Я прошел в материну комнату и допил коньяк, прямо так, из бутылки. Стало совсем хорошо. Я даже улыбнулся, кажется. В коридоре столкнулся с женой, она смотрела на меня очень внимательно. Наверное, оценивала, насколько я пьян. Я постоял секунду и пошел к себе.
В эту ночь ко мне вернулся «Верещагин». Я жалел, что нет партитуры, но, с другой стороны, я почти всё помнил. Пробежался по первой части, Andante, потом по Allegro vivace, отточил немного третью, Toccata, с замирающим сердцем ожидая, что будет происходить с тем самым не поддающимся мне куском, где появляется Она. Я точно знал теперь, что это скрипка, и только скрипка, знал, в какой тональности… Но мелодия не шла. И это был первый раз, когда я не пришел от этого в ярость!
Вспомнил мать, ее голос, шаги, погладил рукой халат на двери. Едва дополз до топчана — и уснул.
* * *
Мы возвращались домой от Профессора, как называл его мой муж. Свекровь шла чуть впереди, мы с ним отставали на несколько шагов.
— Ну и как тебе у них? — спросил муж.
Я помолчала. Мне трудно было подобрать слова.
— Знаешь, у них очень необычный дом, я не видела таких.
— Да что там необычного, — проворчал муж, — обычный интеллигентский бардак. Убраться бы там не мешало. Такое впечатление, что пыль к ним самосвалами свозили. И на кухне все черное.

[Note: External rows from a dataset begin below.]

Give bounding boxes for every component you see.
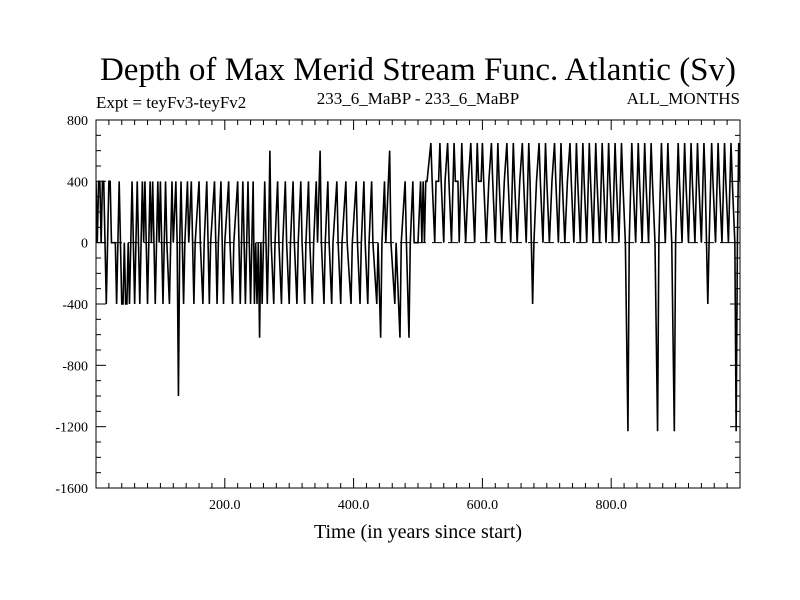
x-tick-label: 200.0 [209, 498, 241, 513]
y-tick-label: 800 [67, 114, 88, 129]
axes: 800 400 0 -400 -800 -1200 -1600 200.0 400.0 600.0… [55, 114, 741, 513]
chart-title: Depth of Max Merid Stream Func. Atlantic… [100, 52, 736, 88]
chart-subtitle-center: 233_6_MaBP - 233_6_MaBP [317, 89, 519, 108]
chart-subtitle-left: Expt = teyFv3-teyFv2 [96, 93, 246, 112]
x-tick-label: 600.0 [467, 498, 499, 513]
y-tick-label: 400 [67, 175, 88, 190]
x-tick-label: 400.0 [338, 498, 370, 513]
plot-area [96, 142, 740, 432]
x-tick-label: 800.0 [595, 498, 627, 513]
y-tick-label: 0 [81, 237, 88, 252]
chart-subtitle-right: ALL_MONTHS [627, 89, 740, 108]
y-tick-label: -400 [62, 298, 88, 313]
y-tick-label: -1600 [55, 482, 88, 497]
y-tick-label: -800 [62, 359, 88, 374]
y-tick-label: -1200 [55, 421, 88, 436]
series-line-0 [96, 142, 740, 432]
x-axis-label: Time (in years since start) [314, 521, 522, 543]
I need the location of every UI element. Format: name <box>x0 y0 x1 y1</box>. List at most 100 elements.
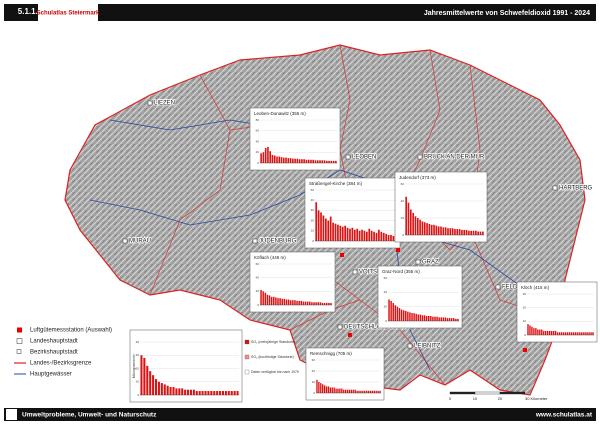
bar <box>296 158 299 163</box>
bar <box>207 391 210 395</box>
bar <box>341 388 343 393</box>
bar <box>477 231 480 235</box>
bar <box>300 300 303 305</box>
bar <box>358 390 360 393</box>
bar <box>292 158 294 163</box>
inset-title: Straßengel-Kirche (384 m) <box>309 181 363 186</box>
bar <box>273 296 275 305</box>
bar <box>457 318 459 321</box>
bar <box>140 355 143 395</box>
bar <box>339 388 341 393</box>
y-tick-label: 30 <box>523 292 527 296</box>
bar <box>580 332 582 335</box>
bar <box>415 313 417 321</box>
bar <box>327 386 330 393</box>
legend-label: Landeshauptstadt <box>30 339 78 345</box>
bar <box>363 230 366 241</box>
scale-label: 20 <box>498 396 503 401</box>
y-tick-label: 40 <box>311 198 315 202</box>
bar <box>289 158 292 163</box>
bar <box>157 381 160 395</box>
bar <box>309 301 311 305</box>
bar <box>413 313 415 321</box>
place-label: JUDENBURG <box>259 239 297 245</box>
place-label: MURAU <box>129 239 151 245</box>
bar <box>470 230 473 235</box>
map-title: Jahresmittelwerte von Schwefeldioxid 199… <box>424 10 590 17</box>
bar <box>339 225 342 241</box>
bar <box>405 310 407 321</box>
bar <box>446 318 449 321</box>
bar <box>163 384 166 395</box>
place-label: LIEZEN <box>154 101 175 107</box>
footer-icon <box>6 409 17 420</box>
bar <box>317 210 320 241</box>
bar <box>367 390 370 393</box>
bar <box>304 301 307 305</box>
inset-title: Graz-Nord (355 m) <box>382 269 420 274</box>
scale-label: 10 <box>473 396 478 401</box>
bar <box>310 159 312 163</box>
y-tick-label: 0 <box>402 233 404 237</box>
y-tick-label: 20 <box>136 366 140 370</box>
bar <box>341 226 344 241</box>
inset-title: Klöch (415 m) <box>521 285 550 290</box>
bar <box>370 230 373 241</box>
bar <box>277 298 279 305</box>
y-tick-label: 80 <box>256 118 260 122</box>
scale-segment <box>449 391 476 395</box>
bar <box>273 155 276 163</box>
bar <box>574 332 576 335</box>
bar <box>278 156 281 163</box>
bar <box>468 230 470 235</box>
logo: Schulatlas Steiermark <box>37 11 100 17</box>
bar <box>353 229 356 241</box>
bar <box>578 332 580 335</box>
bar <box>423 222 426 235</box>
bar <box>227 391 230 395</box>
y-tick-label: 40 <box>256 139 260 143</box>
y-tick-label: 60 <box>256 129 260 133</box>
bar <box>322 384 324 393</box>
bar <box>409 312 411 321</box>
y-tick-label: 30 <box>311 208 315 212</box>
bar <box>407 311 409 321</box>
y-tick-label: 10 <box>312 380 316 384</box>
bar <box>421 315 424 321</box>
bar <box>282 157 285 163</box>
bar <box>356 390 358 393</box>
bar <box>392 235 395 241</box>
bar <box>545 330 547 335</box>
bar <box>576 332 578 335</box>
y-tick-label: 60 <box>401 182 405 186</box>
bar <box>465 229 468 235</box>
bar <box>388 299 390 321</box>
bar <box>323 160 326 163</box>
bar <box>409 209 412 235</box>
bar <box>262 152 265 163</box>
bar <box>548 330 551 335</box>
bar <box>289 300 292 305</box>
bar <box>292 300 294 305</box>
bar <box>307 159 310 163</box>
bar <box>475 230 477 235</box>
bar <box>402 310 405 321</box>
bar <box>436 316 438 321</box>
bar <box>592 332 594 335</box>
bar <box>302 301 305 305</box>
y-tick-label: 20 <box>312 369 316 373</box>
bar <box>281 298 283 305</box>
bar <box>416 218 419 235</box>
place-label: LEIBNITZ <box>414 344 441 350</box>
bar <box>184 389 187 395</box>
legend-chart-axis-label: Mikrogramm/m³ <box>132 353 136 378</box>
bar <box>361 229 363 241</box>
bar <box>444 227 447 235</box>
bar <box>260 289 262 305</box>
bar <box>181 388 184 395</box>
bar <box>332 222 334 241</box>
bar <box>264 292 267 305</box>
bar <box>558 332 561 335</box>
place-label: DEUTSCHLANDSBERG <box>344 325 410 331</box>
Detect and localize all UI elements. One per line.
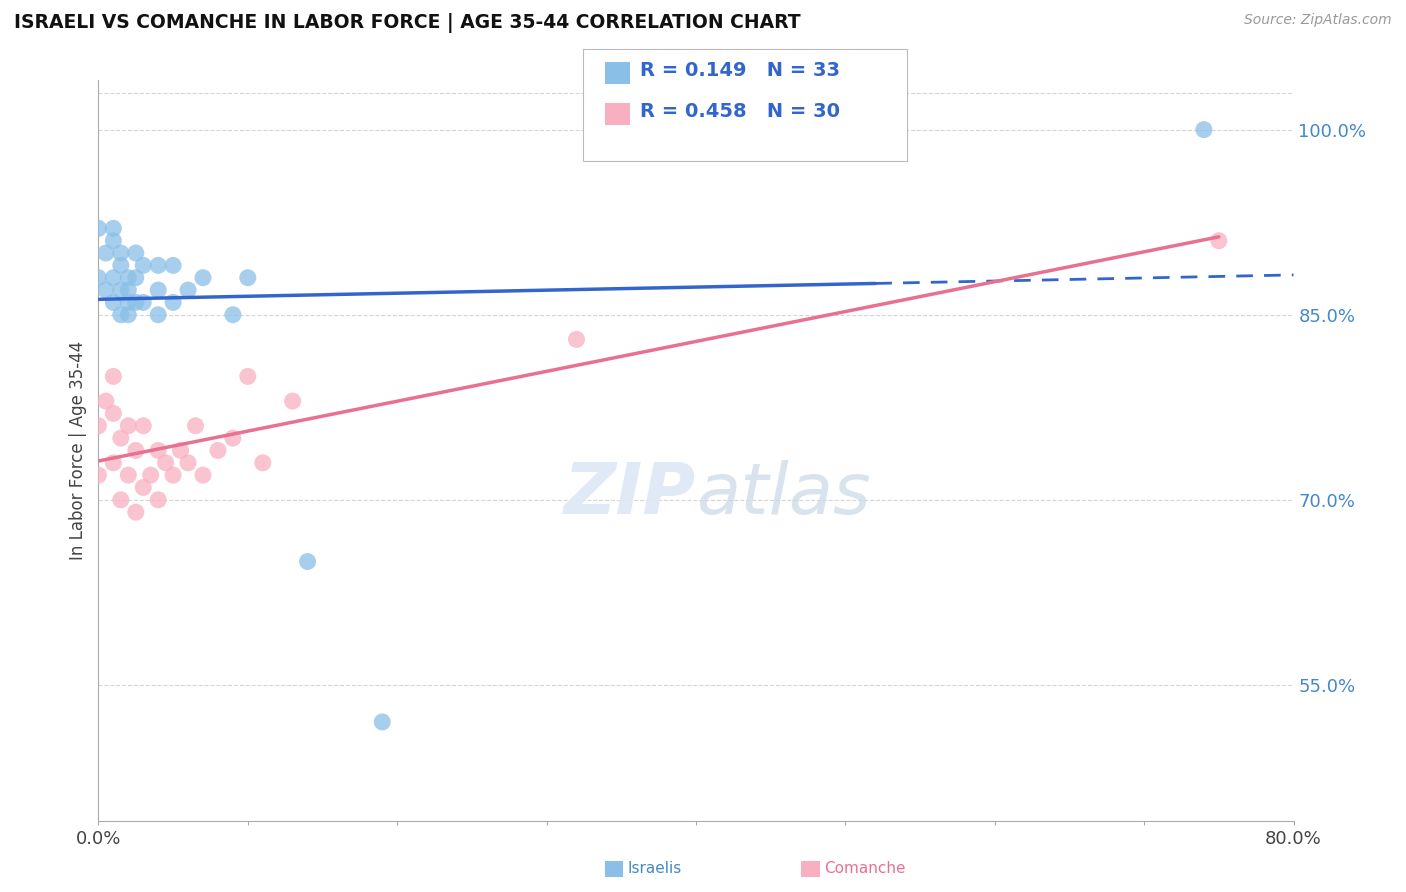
Point <box>132 481 155 495</box>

Он был чистюля, до педантизма. Я, впрочем, тоже терпеть не могла бардака в доме. Но этот (и дом, и бардак) был все-таки особенным, так мне показалось. И кабинет, весь в полумраке, если не сказать во мраке, с нависающей медной люстрой, весь от пола до потолка заставленный, заложенный, забитый книгами и нотами, стены, завешанные настоящими картинами, а не дешевыми репродукциями… Я вспомнила обои в полоску в нашей квартире. А я-то думала, что по-другому и быть не может.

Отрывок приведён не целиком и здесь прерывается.